Safeco raises four issues on appeal. Because we ultimately conclude that Safeco waived enforcement of the anti-assignment clauses, we need only address Safeco’s third issue, which challenges the legal and factual sufficiency of the evidence supporting the trial court’s waiver finding.1

I. Standard of review

When a trial court makes specific findings of fact and conclusions of law following a bench trial and a reporter’s record is before the appellate court, the findings will be sustained if there is evidence to support them, and the appellate court will review the legal conclusions drawn from the facts found to determine their correctness. Trelltex, Inc. v. Intecx, L.L.C. , 494 S.W.3d 781, 789 (Tex. App.—Houston [14th Dist.] 2016, no pet.). Findings of fact have the same force and dignity as a jury’s verdict and are reviewable under the same standards of legal and factual sufficiency. Foley v. Capital One Bank, N.A. , 383 S.W.3d 644, 646 (Tex. App.—Houston [14th Dist.] 2012, no pet.).

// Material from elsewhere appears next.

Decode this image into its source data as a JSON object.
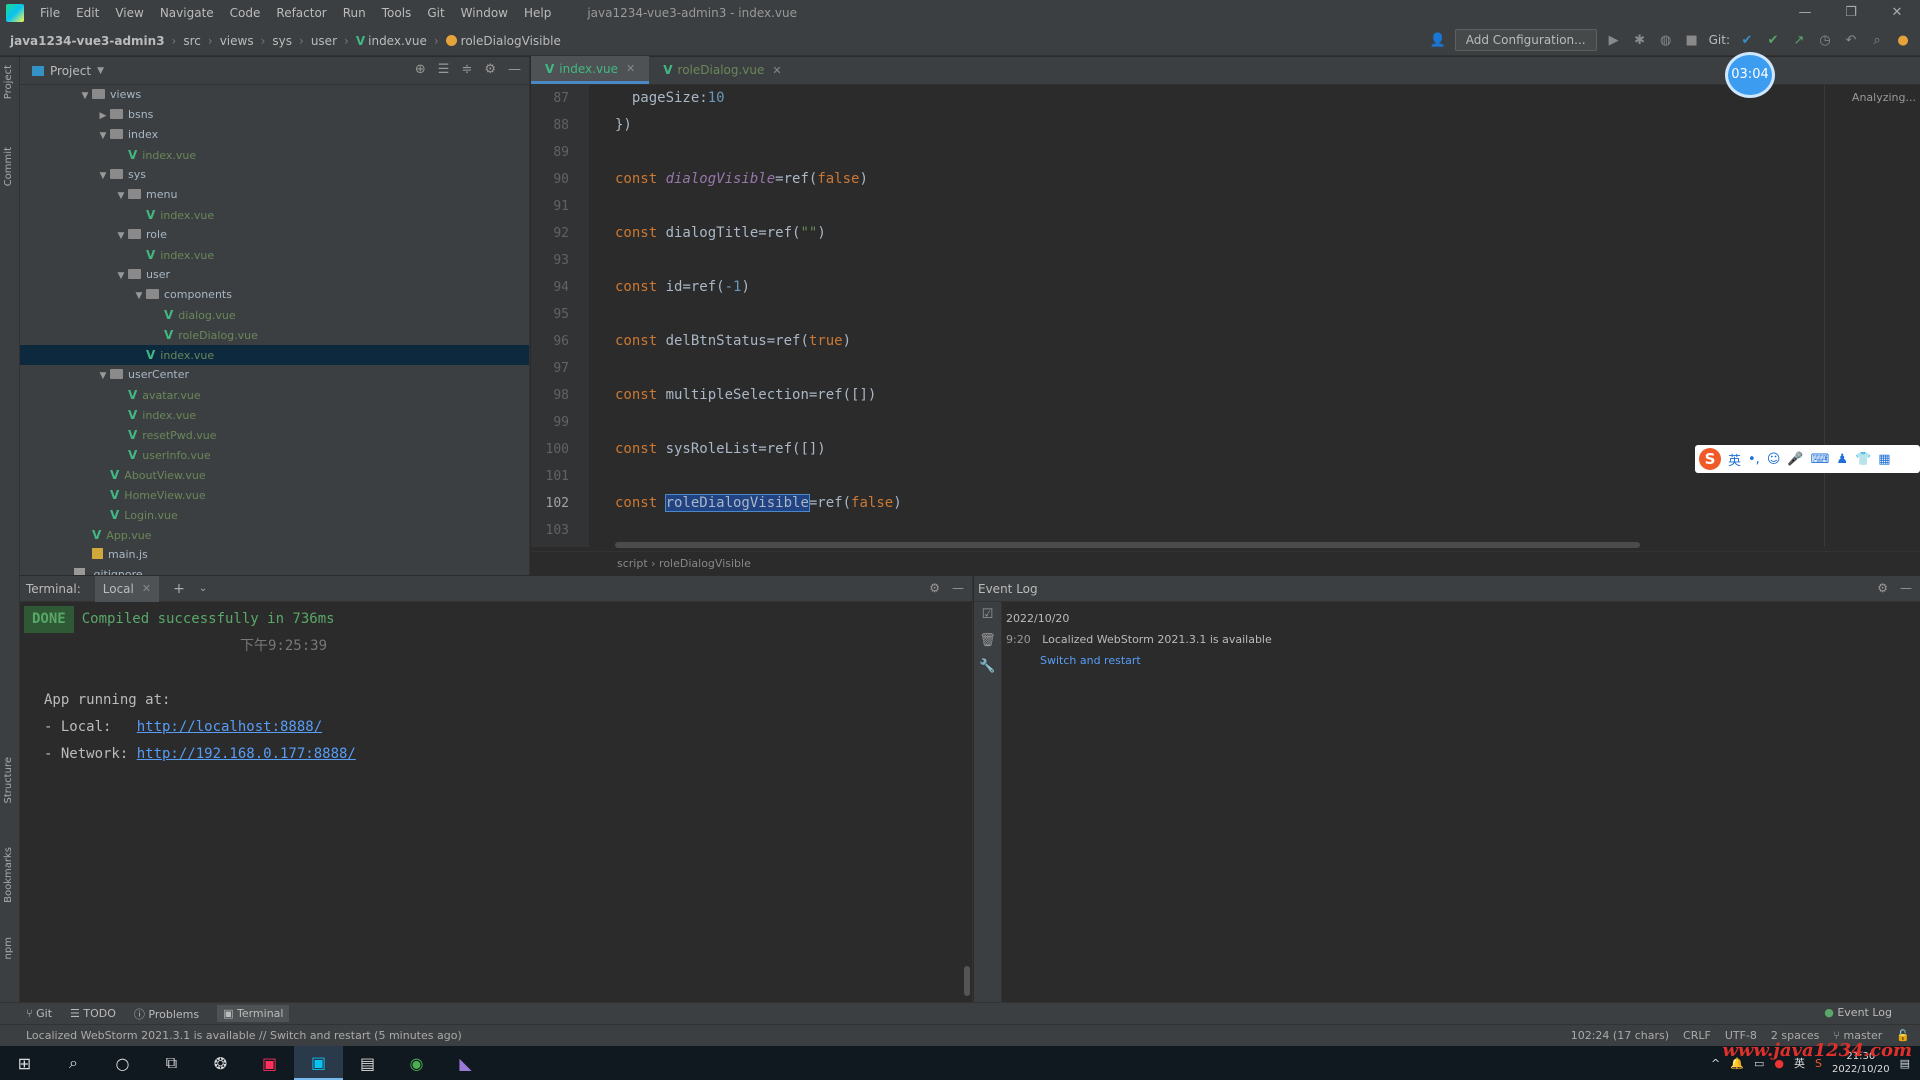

When an appellant attacks the legal sufficiency of an adverse finding on an issue on which it did not have the burden of proof, it must demonstrate on appeal that there is no evidence to support the adverse finding. Univ. Gen. Hosp., L.P. v. Prexus Health Consultants, LLC , 403 S.W.3d 547, 550 (Tex. App.—Houston [14th Dist.] 2013, no pet.). In conducting a legal sufficiency review, we consider the evidence in the light most favorable to the appealed finding and indulge every reasonable inference that supports it. Id. at 550–51 (citing City of Keller v. Wilson , 168 S.W.3d 802, 821–22 (Tex. 2005) ). The evidence is legally sufficient if it would enable reasonable and fair-minded people to reach the decision under review. Id. at 551. This Court must credit favorable evidence if a reasonable trier of fact could and disregard contrary evidence unless a reasonable trier of fact could not. Id. The trier of fact is the sole judge of the witnesses' credibility and the weight to be given their testimony. Id. If there is more than a scintilla of evidence supporting a finding of fact, we will overrule a legal sufficiency challenge. CA Partners v. Spears , 274 S.W.3d 51, 69 (Tex. App.—Houston [14th Dist.] 2008, pet. denied).